Schwäbische Zeitung (Bad Saulgau)
Die Flucht in den Rausch
Süchtigen setzt die Isolation besonders zu – Die Suchtberatungsstelle setzt auf Gespräche
(mke) - Wer süchtig ist, hat die Kontrolle über einen Teil seines Lebens verloren. Diese Kontrolle müssen die Menschen zurückerlangen, wenn sie ihre Sucht besiegen wollen. Wie gehen sie damit um, wenn durch eine Krise wie die Corona-Pandemie noch mehr Chaos um sie herum ausbricht? „Wir beraten unsere Klienten öfter, und zwar am Telefon“, sagt Sebastian Schneider, Leiter der Suchtberatungsstelle in Sigmaringen. Denn eines, betont er, sei besonders wichtig: Es geht um Struktur im Alltag.
Damit meint Schneider Freizeitbeschäftigungen, soziale Kontakte und natürlich den Job, aber: „Vieles davon fällt jetzt weg und das ist eine Herausforderung.“In der Beratung gehe es momentan also vor allem darum, diese Strukturen aufzugreifen, mit dem Telefonat selbst eine Konstante zu bieten und über ungute Gefühle zu sprechen.

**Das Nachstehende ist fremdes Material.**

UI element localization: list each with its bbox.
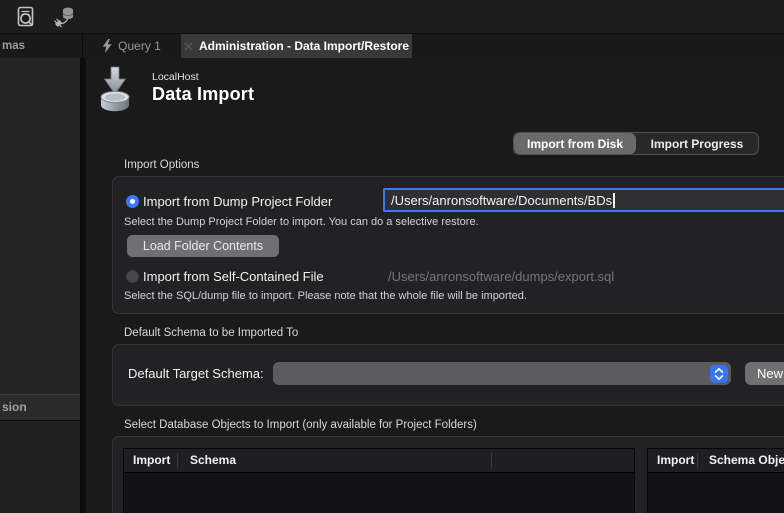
text-cursor — [613, 193, 615, 208]
schema-objects-table-header: Import Schema Objects — [648, 449, 784, 473]
schemas-col-schema: Schema — [190, 449, 236, 472]
import-from-file-label: Import from Self-Contained File — [143, 269, 324, 284]
column-divider[interactable] — [697, 453, 698, 468]
mysql-workbench-window: mas Query 1 Administration - Data Import… — [0, 0, 784, 513]
tab-query-1-label: Query 1 — [118, 39, 161, 53]
tab-close-icon[interactable] — [184, 42, 193, 51]
load-folder-contents-button[interactable]: Load Folder Contents — [127, 235, 279, 257]
page-title: Data Import — [152, 84, 254, 105]
schema-objects-table[interactable]: Import Schema Objects — [647, 448, 784, 513]
connection-name: LocalHost — [152, 71, 199, 83]
default-target-schema-dropdown[interactable] — [273, 362, 731, 385]
tab-administration-label: Administration - Data Import/Restore — [199, 39, 409, 53]
default-target-schema-label: Default Target Schema: — [128, 366, 264, 381]
import-options-title: Import Options — [124, 159, 199, 171]
tab-query-1[interactable]: Query 1 — [82, 34, 182, 58]
file-hint: Select the SQL/dump file to import. Plea… — [124, 290, 527, 302]
tab-import-from-disk[interactable]: Import from Disk — [514, 133, 636, 154]
radio-import-from-file[interactable] — [126, 270, 139, 283]
session-section-header[interactable]: sion — [0, 394, 80, 422]
dropdown-selected-value — [273, 366, 281, 381]
select-objects-title: Select Database Objects to Import (only … — [124, 419, 477, 431]
left-sidebar: sion — [0, 58, 80, 513]
new-query-report-icon[interactable] — [13, 4, 39, 30]
import-from-folder-label: Import from Dump Project Folder — [143, 194, 332, 209]
objects-col-schema-objects: Schema Objects — [709, 449, 784, 472]
dump-folder-path-value: /Users/anronsoftware/Documents/BDs — [391, 193, 612, 208]
database-connection-icon[interactable] — [51, 4, 77, 30]
objects-col-import: Import — [657, 449, 694, 472]
new-schema-button[interactable]: New — [745, 362, 784, 385]
main-toolbar — [0, 0, 784, 34]
session-section-label: sion — [0, 400, 27, 414]
lightning-icon — [102, 39, 112, 53]
column-divider[interactable] — [491, 453, 492, 468]
schemas-panel-header[interactable]: mas — [0, 34, 83, 58]
tab-import-progress[interactable]: Import Progress — [636, 133, 758, 154]
dump-folder-path-input[interactable]: /Users/anronsoftware/Documents/BDs — [383, 188, 784, 212]
column-divider[interactable] — [177, 453, 178, 468]
tab-administration-data-import[interactable]: Administration - Data Import/Restore — [181, 34, 412, 58]
schemas-col-import: Import — [133, 449, 170, 472]
sidebar-lower-panel — [0, 421, 80, 513]
radio-import-from-folder[interactable] — [126, 195, 139, 208]
self-contained-file-path: /Users/anronsoftware/dumps/export.sql — [388, 269, 614, 284]
schemas-table-header: Import Schema — [124, 449, 634, 473]
import-view-switch: Import from Disk Import Progress — [513, 132, 759, 155]
default-schema-title: Default Schema to be Imported To — [124, 327, 298, 339]
data-import-page: LocalHost Data Import Import from Disk I… — [86, 58, 784, 513]
schemas-table[interactable]: Import Schema — [123, 448, 635, 513]
data-import-icon — [95, 66, 135, 117]
editor-tab-bar: mas Query 1 Administration - Data Import… — [0, 34, 784, 59]
folder-hint: Select the Dump Project Folder to import… — [124, 216, 479, 228]
dropdown-stepper-icon — [710, 365, 728, 383]
schemas-panel-label: mas — [0, 40, 25, 52]
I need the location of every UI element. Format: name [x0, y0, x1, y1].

Denn eines steht laut Schneider fest: „Rückfälle gibt es immer, aber die Flucht in den Konsum ist momentan wahrscheinlicher als sonst.“Und Suchtendenzen wiederum könnten sich momentan etablieren.
Deshalb findet er wichtig, dass die Betroffenen weiterhin Kontakt mit der Suchtberatungsstelle halten. „Dadurch können wir mehr Beziehung
anbieten und mit ihnen darüber sprechen, wie sie wieder Strukturen aufbauen oder bisherige Strukturen ersetzen“, sagt Schneider. Wichtig sei es, dass sie „auf keinen Fall nach der Lust“handeln, sondern vorgegebene Abläufe haben. Es gehe also darum, dass die Klienten lernen, etwas zu tun, weil es ihnen gut tut, auch wenn sie die Aktivität gerade nicht machen möchten. Was das ist, müsse aber von den Klienten kommen – Vorschläge machen die Suchtberater keine.
Für Methoden wiederum, die den Betroffenen helfen, sprechen die Berater Empfehlungen aus. Klar ist:
Wer mitten in der Sucht steckt, müsse auch in Corona-Zeiten in den Entzug und in die Therapie. Wer das schon hinter sich hat, könne Selbsthilfegruppen momentan durch Foren im Internet ersetzen oder Gespräche mit den Gruppenteilnehmern am Telefon anleiern. Bei Freizeitaktivitäten sei das ganz individuell, allerdings rät die Beratungsstelle zu Kontakt mit anderen, wenn auch nicht persönlich – wie mit den Beratern.
Das wiederum sei für die meisten ungewohnt, denn normalerweise sitzen sich Klient und Berater gegenüber. Manche sind laut Schneider
am Telefon oder per Videochat offener, weil sie der Augenkontakt und die Mimik hemme, andere müssten erst einmal auftauen. Aber grundsätzlich, so sein Fazit, funktioniere es gut. „Ich habe nicht festgestellt, dass uns ein Klient entgleitet“, sagt Schneider.
Neue Klienten melden sich bisher kaum, obwohl noch Kapazität da wäre. Zehn Berater arbeiten in der Suchtberatungsstelle, sie haben insgesamt mit etwa 150 Klienten im ganzen Kreis Sigmaringen zu tun – angefangen bei der Alkoholsucht, die im Kreis Sigmaringen laut Schneider am häufigsten vorkommt, aber auch Drogen-, Spielund Mediensucht gehören zu den Problemen, die die Beratungsstelle bespricht. „Wichtig ist zu verstehen, dass man seine Bedürfnisse ausdrücken kann und eine Flucht in die Sucht nicht möglich ist“, betont Schneider. Und genau an dem Punkt setzt die Beratungsstelle an.